The metal detector, pictured here, can be used to find small hidden crates of resources.
Guns feel great to fire, and I particularly enjoyed how many weapons, like the rifle and the shotgun, have to be reloaded after almost every shot. Bullets are valuable and powerful, and it’s easy to push back the despair of a missed shot in pursuit of a satisfying headshot. A minimal HUD means that to check your remaining ammunition, the player character looks in the gun’s chamber to see how many bullets remain. Little touches like this kept me immersed. That said, combat is particularly unforgiving. Just a few shots can kill you, potentially frustrating some players when facing off against large groups, especially early in the game. Thankfully, Atomfall includes robust options to tune difficulty to each player’s needs.

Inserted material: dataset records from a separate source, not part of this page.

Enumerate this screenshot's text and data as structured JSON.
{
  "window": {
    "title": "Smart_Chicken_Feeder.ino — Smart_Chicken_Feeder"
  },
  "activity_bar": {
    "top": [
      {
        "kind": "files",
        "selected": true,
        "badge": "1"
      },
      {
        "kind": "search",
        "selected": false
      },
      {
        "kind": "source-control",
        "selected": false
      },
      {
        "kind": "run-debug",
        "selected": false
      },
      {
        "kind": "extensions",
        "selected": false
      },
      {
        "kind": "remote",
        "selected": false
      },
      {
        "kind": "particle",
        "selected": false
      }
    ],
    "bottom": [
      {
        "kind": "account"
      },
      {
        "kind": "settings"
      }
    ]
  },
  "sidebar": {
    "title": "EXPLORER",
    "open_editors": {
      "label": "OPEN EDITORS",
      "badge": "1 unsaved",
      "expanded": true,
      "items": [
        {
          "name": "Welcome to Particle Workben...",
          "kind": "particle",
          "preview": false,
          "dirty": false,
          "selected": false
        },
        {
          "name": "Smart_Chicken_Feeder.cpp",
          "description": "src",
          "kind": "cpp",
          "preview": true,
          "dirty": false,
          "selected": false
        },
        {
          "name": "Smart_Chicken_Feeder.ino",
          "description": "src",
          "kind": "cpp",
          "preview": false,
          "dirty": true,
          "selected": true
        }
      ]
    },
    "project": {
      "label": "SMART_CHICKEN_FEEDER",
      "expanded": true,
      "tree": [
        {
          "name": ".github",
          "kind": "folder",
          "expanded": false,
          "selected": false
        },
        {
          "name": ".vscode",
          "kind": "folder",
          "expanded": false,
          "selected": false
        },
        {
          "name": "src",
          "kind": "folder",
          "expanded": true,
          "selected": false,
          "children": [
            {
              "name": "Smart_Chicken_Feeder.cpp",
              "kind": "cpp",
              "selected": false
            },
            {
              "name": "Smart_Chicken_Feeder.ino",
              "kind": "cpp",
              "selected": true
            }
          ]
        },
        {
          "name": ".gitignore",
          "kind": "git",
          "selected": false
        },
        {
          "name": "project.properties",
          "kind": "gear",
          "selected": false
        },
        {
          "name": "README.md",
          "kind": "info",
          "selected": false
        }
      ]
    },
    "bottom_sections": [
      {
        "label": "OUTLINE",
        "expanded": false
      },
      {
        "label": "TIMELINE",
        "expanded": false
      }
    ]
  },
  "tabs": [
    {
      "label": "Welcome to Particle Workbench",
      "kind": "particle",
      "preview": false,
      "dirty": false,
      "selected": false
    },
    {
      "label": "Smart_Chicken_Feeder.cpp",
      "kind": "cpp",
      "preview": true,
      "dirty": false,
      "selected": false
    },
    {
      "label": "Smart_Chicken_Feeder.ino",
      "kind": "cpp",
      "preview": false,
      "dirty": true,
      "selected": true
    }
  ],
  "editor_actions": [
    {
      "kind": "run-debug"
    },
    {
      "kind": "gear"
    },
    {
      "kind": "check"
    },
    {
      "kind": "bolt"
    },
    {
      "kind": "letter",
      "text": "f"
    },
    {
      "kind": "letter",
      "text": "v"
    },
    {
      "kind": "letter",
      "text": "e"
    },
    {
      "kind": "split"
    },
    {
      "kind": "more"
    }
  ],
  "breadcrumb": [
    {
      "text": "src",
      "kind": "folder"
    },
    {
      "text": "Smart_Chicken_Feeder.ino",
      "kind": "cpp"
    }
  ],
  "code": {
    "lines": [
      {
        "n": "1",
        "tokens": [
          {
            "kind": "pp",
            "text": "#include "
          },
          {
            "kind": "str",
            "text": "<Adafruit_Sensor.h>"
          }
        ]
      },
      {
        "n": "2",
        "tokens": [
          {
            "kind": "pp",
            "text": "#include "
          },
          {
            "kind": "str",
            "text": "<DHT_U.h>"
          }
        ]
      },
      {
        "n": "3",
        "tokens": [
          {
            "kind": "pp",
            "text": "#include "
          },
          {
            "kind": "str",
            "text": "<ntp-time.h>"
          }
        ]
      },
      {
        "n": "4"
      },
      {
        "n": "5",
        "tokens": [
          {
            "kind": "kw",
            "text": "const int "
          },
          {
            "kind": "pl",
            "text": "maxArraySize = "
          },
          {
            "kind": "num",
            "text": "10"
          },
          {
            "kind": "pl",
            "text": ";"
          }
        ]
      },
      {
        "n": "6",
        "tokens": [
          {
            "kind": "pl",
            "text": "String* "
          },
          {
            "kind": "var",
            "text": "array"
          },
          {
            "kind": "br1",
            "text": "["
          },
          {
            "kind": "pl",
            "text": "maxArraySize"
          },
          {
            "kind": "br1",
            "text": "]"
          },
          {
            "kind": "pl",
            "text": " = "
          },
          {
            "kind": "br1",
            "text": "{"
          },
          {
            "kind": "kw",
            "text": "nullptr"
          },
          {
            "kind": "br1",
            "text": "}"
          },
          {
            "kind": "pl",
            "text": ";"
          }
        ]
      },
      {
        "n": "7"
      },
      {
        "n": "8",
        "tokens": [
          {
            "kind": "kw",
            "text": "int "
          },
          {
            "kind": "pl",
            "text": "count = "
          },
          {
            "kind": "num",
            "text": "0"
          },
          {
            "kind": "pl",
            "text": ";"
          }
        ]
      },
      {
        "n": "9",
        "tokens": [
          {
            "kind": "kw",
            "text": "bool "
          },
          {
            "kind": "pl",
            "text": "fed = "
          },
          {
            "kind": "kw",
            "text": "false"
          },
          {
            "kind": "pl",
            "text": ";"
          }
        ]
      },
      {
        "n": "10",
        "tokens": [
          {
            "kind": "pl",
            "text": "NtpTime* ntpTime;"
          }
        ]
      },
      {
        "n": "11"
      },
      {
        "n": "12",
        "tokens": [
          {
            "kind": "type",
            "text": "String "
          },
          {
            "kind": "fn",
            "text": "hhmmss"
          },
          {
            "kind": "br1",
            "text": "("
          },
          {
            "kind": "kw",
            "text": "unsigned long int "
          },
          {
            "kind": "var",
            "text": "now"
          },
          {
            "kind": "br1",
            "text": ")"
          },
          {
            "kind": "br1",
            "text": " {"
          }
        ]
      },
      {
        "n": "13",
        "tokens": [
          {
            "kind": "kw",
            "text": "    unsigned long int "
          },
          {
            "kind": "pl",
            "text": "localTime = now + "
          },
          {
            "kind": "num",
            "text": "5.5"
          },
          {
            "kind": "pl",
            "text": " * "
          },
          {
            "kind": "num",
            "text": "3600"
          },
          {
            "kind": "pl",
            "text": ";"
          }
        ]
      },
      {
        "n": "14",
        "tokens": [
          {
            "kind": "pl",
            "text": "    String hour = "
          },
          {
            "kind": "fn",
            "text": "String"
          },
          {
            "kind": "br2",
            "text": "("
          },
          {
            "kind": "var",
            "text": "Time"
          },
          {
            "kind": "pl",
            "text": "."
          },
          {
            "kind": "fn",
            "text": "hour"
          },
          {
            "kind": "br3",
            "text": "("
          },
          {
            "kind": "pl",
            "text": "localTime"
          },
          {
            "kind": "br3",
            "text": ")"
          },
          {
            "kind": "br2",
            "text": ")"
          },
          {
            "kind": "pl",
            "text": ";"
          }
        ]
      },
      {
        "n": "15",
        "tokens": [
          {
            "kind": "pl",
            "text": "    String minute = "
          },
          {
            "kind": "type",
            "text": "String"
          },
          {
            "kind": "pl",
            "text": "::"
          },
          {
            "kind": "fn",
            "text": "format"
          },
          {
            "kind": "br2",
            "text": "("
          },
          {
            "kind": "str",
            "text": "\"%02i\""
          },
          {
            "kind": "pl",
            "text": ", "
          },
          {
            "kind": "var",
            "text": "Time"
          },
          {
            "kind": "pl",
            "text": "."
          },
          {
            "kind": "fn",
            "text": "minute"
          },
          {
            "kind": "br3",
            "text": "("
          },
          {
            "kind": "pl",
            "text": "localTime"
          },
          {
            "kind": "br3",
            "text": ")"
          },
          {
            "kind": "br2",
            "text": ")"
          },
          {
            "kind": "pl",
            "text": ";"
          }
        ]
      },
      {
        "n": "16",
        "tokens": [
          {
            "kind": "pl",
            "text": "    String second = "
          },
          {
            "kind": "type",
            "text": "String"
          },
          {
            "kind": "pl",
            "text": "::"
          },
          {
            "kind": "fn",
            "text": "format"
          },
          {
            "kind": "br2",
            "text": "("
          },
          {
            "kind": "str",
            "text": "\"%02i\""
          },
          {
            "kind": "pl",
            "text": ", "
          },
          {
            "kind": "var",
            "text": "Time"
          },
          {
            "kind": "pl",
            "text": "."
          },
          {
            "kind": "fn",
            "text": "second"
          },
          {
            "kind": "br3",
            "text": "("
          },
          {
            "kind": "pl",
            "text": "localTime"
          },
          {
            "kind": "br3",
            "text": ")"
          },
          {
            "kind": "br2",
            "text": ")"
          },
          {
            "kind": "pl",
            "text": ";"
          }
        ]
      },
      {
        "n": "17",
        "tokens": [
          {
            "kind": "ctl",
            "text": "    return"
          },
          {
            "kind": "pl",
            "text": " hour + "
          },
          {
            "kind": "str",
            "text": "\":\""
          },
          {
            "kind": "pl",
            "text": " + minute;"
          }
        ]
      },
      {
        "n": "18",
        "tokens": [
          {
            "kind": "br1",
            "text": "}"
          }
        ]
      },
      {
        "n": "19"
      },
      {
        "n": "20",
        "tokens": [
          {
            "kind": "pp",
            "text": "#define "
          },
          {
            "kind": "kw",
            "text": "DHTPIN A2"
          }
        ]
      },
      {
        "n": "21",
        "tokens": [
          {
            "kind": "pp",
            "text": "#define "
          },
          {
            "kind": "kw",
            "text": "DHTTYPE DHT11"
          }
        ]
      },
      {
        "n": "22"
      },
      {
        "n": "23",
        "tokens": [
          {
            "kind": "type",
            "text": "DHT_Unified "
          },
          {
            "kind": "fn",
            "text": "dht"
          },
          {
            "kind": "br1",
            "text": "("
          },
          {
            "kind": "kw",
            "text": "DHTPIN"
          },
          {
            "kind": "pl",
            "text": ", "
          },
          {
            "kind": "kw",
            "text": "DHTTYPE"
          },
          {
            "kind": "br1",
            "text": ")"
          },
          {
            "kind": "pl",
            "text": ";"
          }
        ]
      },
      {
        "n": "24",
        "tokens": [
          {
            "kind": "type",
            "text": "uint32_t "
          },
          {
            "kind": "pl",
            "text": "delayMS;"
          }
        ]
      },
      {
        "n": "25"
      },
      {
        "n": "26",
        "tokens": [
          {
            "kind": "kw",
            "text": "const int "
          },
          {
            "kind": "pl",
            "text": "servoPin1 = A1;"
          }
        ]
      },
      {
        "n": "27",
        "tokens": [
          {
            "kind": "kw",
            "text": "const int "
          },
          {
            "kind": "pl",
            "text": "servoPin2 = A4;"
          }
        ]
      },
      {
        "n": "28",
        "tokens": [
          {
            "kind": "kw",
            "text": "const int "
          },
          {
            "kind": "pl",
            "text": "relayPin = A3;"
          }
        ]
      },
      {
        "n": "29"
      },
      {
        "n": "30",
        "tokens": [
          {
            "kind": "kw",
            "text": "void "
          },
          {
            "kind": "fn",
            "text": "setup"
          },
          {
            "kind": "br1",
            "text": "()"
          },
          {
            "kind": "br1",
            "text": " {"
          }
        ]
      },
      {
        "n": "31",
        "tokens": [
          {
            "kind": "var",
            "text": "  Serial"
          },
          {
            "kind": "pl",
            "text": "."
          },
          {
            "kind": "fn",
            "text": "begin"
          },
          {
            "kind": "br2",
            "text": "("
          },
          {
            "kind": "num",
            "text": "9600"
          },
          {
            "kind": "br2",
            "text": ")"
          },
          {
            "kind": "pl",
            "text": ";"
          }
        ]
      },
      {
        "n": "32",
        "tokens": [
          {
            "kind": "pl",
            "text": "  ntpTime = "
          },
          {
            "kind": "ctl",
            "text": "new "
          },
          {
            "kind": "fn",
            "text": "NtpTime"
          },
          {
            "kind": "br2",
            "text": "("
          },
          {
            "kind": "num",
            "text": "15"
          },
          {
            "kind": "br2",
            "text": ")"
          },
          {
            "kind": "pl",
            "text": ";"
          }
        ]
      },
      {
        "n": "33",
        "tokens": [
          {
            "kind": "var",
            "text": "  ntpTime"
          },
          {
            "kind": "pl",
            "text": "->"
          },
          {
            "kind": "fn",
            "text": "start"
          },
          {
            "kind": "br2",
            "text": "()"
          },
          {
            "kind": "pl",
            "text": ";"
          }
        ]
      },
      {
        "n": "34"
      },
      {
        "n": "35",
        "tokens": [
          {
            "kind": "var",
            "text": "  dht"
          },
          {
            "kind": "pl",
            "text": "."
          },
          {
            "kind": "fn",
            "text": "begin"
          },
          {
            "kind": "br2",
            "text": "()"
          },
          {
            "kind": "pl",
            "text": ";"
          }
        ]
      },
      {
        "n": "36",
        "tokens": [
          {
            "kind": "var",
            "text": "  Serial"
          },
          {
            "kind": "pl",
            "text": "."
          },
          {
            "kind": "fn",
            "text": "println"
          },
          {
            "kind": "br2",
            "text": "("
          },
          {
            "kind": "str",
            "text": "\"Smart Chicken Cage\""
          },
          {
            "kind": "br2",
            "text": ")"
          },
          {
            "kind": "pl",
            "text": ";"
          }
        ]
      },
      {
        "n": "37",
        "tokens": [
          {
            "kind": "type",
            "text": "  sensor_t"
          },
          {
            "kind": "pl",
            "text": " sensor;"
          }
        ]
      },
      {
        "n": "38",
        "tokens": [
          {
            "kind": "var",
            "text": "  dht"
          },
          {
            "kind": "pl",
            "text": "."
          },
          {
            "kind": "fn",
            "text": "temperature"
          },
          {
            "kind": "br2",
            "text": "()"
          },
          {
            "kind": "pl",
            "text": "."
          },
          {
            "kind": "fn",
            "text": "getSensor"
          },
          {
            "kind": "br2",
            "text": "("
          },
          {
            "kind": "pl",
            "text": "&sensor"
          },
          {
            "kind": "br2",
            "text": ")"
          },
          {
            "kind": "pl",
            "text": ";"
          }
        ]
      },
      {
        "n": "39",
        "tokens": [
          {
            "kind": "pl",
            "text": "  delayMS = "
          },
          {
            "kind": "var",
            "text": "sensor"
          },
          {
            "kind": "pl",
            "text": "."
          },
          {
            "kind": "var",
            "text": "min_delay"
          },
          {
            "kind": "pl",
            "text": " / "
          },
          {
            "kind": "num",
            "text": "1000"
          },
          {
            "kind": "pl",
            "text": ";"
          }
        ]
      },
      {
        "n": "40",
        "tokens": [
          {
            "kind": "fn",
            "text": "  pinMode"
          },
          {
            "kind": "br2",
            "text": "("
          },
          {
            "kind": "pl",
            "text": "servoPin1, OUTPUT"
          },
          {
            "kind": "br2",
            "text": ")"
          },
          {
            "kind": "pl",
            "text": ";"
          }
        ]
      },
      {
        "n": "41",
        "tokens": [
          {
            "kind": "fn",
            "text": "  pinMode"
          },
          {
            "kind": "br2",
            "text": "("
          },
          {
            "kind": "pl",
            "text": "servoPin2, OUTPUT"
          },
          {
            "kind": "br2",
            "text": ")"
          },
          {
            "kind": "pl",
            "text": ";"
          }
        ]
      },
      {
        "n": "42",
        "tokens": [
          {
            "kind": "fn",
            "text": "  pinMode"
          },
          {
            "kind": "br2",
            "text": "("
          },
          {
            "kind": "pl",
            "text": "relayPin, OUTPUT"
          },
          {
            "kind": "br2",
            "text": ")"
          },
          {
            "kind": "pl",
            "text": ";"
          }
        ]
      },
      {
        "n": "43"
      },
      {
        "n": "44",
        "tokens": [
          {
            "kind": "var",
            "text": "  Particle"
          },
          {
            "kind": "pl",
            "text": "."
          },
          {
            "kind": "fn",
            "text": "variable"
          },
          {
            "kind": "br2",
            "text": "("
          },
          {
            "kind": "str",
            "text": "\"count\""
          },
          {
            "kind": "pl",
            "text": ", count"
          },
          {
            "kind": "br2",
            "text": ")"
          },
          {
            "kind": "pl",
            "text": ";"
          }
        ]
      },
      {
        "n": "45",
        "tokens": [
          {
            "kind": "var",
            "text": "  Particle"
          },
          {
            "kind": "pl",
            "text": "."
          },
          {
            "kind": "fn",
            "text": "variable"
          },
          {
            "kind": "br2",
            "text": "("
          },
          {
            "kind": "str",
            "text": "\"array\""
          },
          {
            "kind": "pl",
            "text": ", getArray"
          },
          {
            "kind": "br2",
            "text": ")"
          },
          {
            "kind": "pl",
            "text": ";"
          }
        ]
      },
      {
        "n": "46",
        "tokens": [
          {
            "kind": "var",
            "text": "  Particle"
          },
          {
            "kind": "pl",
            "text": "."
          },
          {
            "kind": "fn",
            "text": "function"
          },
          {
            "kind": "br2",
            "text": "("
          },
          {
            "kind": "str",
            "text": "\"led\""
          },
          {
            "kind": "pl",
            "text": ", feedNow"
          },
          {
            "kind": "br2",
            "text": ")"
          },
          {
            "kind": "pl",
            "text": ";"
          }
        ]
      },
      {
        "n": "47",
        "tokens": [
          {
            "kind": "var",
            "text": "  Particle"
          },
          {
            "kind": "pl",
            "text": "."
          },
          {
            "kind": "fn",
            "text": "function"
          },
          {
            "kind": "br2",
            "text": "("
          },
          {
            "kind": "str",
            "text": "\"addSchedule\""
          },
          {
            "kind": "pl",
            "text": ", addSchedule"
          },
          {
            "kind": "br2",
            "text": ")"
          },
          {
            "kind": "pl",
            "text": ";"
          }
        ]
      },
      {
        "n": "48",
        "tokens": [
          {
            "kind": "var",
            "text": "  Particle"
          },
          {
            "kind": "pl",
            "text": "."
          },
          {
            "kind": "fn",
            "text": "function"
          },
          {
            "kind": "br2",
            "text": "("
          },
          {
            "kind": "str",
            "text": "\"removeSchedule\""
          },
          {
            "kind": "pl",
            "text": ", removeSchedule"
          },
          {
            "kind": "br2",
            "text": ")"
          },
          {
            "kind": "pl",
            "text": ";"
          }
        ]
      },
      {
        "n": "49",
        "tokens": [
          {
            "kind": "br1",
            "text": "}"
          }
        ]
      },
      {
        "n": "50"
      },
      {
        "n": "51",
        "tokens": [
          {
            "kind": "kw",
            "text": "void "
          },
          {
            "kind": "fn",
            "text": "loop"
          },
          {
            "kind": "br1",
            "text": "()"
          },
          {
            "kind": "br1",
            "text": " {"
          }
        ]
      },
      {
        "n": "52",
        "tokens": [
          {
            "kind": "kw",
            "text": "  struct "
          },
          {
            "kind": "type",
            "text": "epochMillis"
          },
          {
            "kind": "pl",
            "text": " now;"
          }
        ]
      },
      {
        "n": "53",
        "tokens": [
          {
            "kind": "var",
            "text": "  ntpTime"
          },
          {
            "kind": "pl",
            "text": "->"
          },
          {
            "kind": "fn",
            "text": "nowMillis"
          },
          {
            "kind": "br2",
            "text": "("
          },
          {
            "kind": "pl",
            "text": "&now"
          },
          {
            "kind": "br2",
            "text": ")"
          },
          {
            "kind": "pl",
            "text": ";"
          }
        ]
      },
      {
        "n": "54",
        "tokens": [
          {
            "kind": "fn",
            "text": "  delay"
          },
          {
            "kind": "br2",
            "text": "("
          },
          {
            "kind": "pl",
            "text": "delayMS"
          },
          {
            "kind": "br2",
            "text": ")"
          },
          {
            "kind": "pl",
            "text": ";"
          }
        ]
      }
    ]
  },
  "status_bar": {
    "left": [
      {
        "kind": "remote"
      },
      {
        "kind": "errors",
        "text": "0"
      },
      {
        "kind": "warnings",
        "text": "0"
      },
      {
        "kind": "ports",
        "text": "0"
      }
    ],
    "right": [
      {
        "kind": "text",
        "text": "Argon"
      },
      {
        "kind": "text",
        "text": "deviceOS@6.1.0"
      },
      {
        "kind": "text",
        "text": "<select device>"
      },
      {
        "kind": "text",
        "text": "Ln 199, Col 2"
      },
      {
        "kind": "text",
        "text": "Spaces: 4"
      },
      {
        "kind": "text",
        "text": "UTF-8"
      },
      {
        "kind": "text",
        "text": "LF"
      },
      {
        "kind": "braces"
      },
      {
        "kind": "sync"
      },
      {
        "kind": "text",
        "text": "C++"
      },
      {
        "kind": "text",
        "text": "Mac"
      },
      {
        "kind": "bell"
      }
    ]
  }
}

If you want to keep playing on a hard difficulty, stealth seems like an appealing alternate solution to combat, but Atomfall is lacking in that department. The only tool at your disposal to avoid combat is to crouch, and patches of tall grass aren’t common enough to be a reliable hiding spot. Enemies also have incredibly long lines of sight, and I was often detected before I could even see my opponents. I ultimately had to go into the accessibility settings to turn on detection markers, which create floating red skulls over enemy heads, just to fight back. To make matters worse, nearly any action attracts enemy attention: even takedowns, done by sneaking up on an unsuspecting enemy, immediately alert nearby combatants.
I ultimately abandoned these attempts altogether, nixing the subtle approach and opting to open encounters with a well-placed rifle shot, but it never felt like a suitable replacement. Going guns blazing into enemy camps is ill-advised, but when the alternative works zero percent of the time, I have no choice but to repeat risky maneuvers and buckle in for a handful of reloads after my inevitable chain of deaths.

Stealth skills can be unlocked and upgraded, but this fact isn’t clear due to the progression system. Skills can only be unlocked by finding training manuals, which add abilities to the upgrade menu that can be purchased using a rare resource called Training Stimulants. While I found it exciting to discover these booklets in the wild, not using an experience-driven approach meant missing certain trees was easy and frustrating. It doesn’t help that you can’t even see the categories of trees you don’t have, like the stealth tree, to search for them and make the game more enjoyable. I can’t imagine my experience if I hadn’t found the book that allows you to upgrade weapons or carry more crafting supplies.
I don’t regret my time with Atomfall. It knows what it wants to be, with a reasonable scope and solid shooting mechanics. But issues with the skill system, its underbaked stealth, and an unengaging narrative are asterisks too large to ignore. Like the world it depicts, something exciting and unique lies at Atomfall’s core. I just wish it wasn’t walled off by my laundry list of frustrations.